Some questions can be quickly and easily answered. Other questions may result in complicated or disappointing answers that will be quickly forgotten — though the negative emotions from such answers may remain. To limit having to answer such questions, distracting your loved one from the question with a positive activity may be helpful. Some caregivers suggest a fun or safe activity such as a game or simple craft project. Others have reported that using a bit of humor can distract your loved one from their intention for asking such questions. Still, more caregivers have suggested asking the loved one if they would like to listen to some of their favorite music. These activities have the advantage of not only deflecting repetitious or anxious questions but also take the patient’s mind off any anxieties that inspired such questions — such as why they can’t drive their car or go out by themselves.
3. Direct their attention to a visual cue that answers their question.
Just because someone with dementia asks the same question does not mean that it cannot be answered in a meaningful way. One way to answer a question is by diverting its answer to a visual cue. If a loved one with dementia keeps asking about the date or the day’s activities, consider hanging an easily visible calendar on the wall that lists their scheduled activities. Not only will a calendar answer their questions in a satisfying way, but they may also grow conditioned to consult the calendar for such questions instead of repeatedly asking you.
4. Identify and remove what is triggering the question.
Very few dementia patients will suddenly shift behavior without a sufficient cue.
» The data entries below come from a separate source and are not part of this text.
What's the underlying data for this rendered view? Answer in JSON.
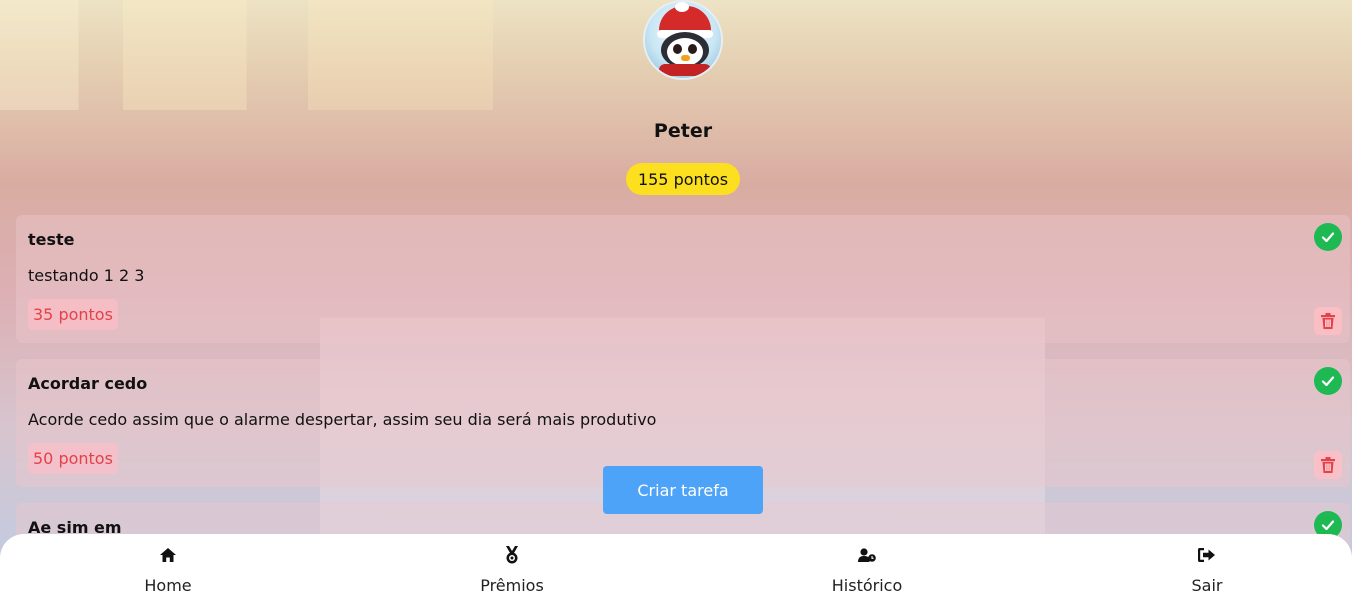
{
  "profile": {
    "name": "Peter",
    "points_label": "155 pontos"
  },
  "tasks": [
    {
      "title": "teste",
      "description": "testando 1 2 3",
      "points_label": "35 pontos"
    },
    {
      "title": "Acordar cedo",
      "description": "Acorde cedo assim que o alarme despertar, assim seu dia será mais produtivo",
      "points_label": "50 pontos"
    },
    {
      "title": "Ae sim em",
      "description": "",
      "points_label": ""
    }
  ],
  "actions": {
    "create_task_label": "Criar tarefa"
  },
  "nav": {
    "items": [
      {
        "label": "Home",
        "icon": "home-icon"
      },
      {
        "label": "Prêmios",
        "icon": "medal-icon"
      },
      {
        "label": "Histórico",
        "icon": "user-clock-icon"
      },
      {
        "label": "Sair",
        "icon": "sign-out-icon"
      }
    ]
  },
  "colors": {
    "points_pill": "#fcdf1f",
    "check": "#1fb954",
    "danger": "#e2424a",
    "primary_button": "#4da3f7"
  }
}
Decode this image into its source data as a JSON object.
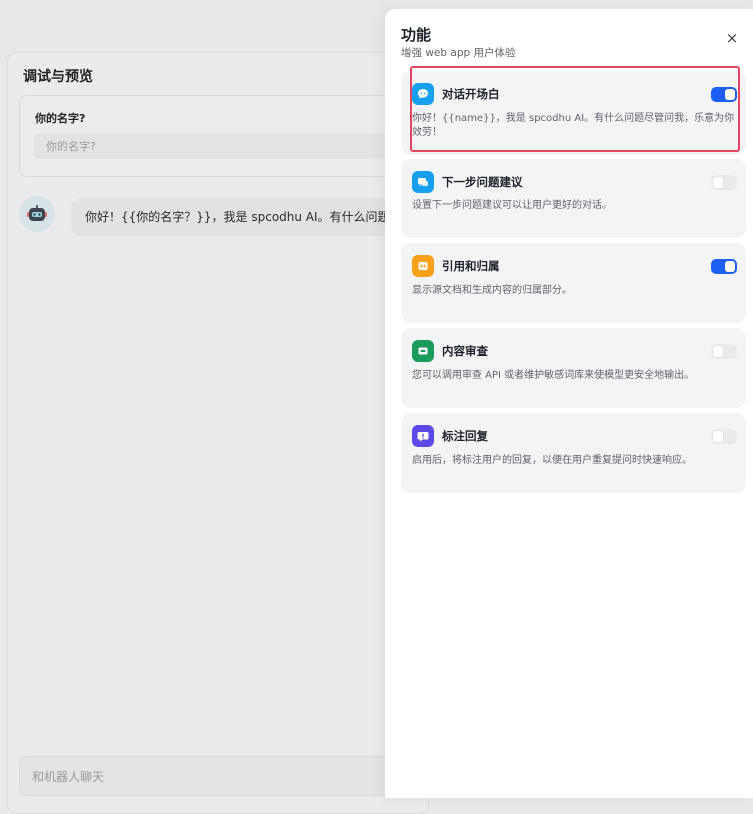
{
  "debug_panel": {
    "title": "调试与预览",
    "variable": {
      "label": "你的名字?",
      "placeholder": "你的名字?"
    },
    "greeting": "你好！{{你的名字？}}，我是 spcodhu AI。有什么问题尽管问我，乐意为你效劳！",
    "chat_placeholder": "和机器人聊天"
  },
  "drawer": {
    "title": "功能",
    "subtitle": "增强 web app 用户体验",
    "close_label": "×",
    "features": [
      {
        "title": "对话开场白",
        "desc": "你好！{{name}}，我是 spcodhu AI。有什么问题尽管问我，乐意为你效劳！",
        "enabled": true,
        "icon": "chat-bubble-icon",
        "color": "#18a0f0"
      },
      {
        "title": "下一步问题建议",
        "desc": "设置下一步问题建议可以让用户更好的对话。",
        "enabled": false,
        "icon": "message-suggest-icon",
        "color": "#18a0f0"
      },
      {
        "title": "引用和归属",
        "desc": "显示源文档和生成内容的归属部分。",
        "enabled": true,
        "icon": "quote-icon",
        "color": "#f7a21a"
      },
      {
        "title": "内容审查",
        "desc": "您可以调用审查 API 或者维护敏感词库来使模型更安全地输出。",
        "enabled": false,
        "icon": "moderation-icon",
        "color": "#1a9b5c"
      },
      {
        "title": "标注回复",
        "desc": "启用后，将标注用户的回复，以便在用户重复提问时快速响应。",
        "enabled": false,
        "icon": "annotation-icon",
        "color": "#5a49e6"
      }
    ]
  }
}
The difficulty on behalf of caregivers is identifying which cues will trigger which behaviors — including the asking of repetitious questions. For instance, you may notice a loved one asking about a certain family member every time they go to the bathroom. Walking the same path, you may discover that they walk past a photo of this family member on their way back from using the bathroom. By moving the photograph or other cue to a location in the home with less regular traffic, you may reduce the repetition of such questions.
Remember — if you are frustrated, they are confused.
Despite which of these techniques you attempt to remedy the repetitious questions, remember that your loved one with dementia wouldn’t be asking if they weren’t genuinely confused. Keeping this in mind can greatly decrease any frustration you feel after being asked the same question for the third, fourth, or even twentieth time in a row.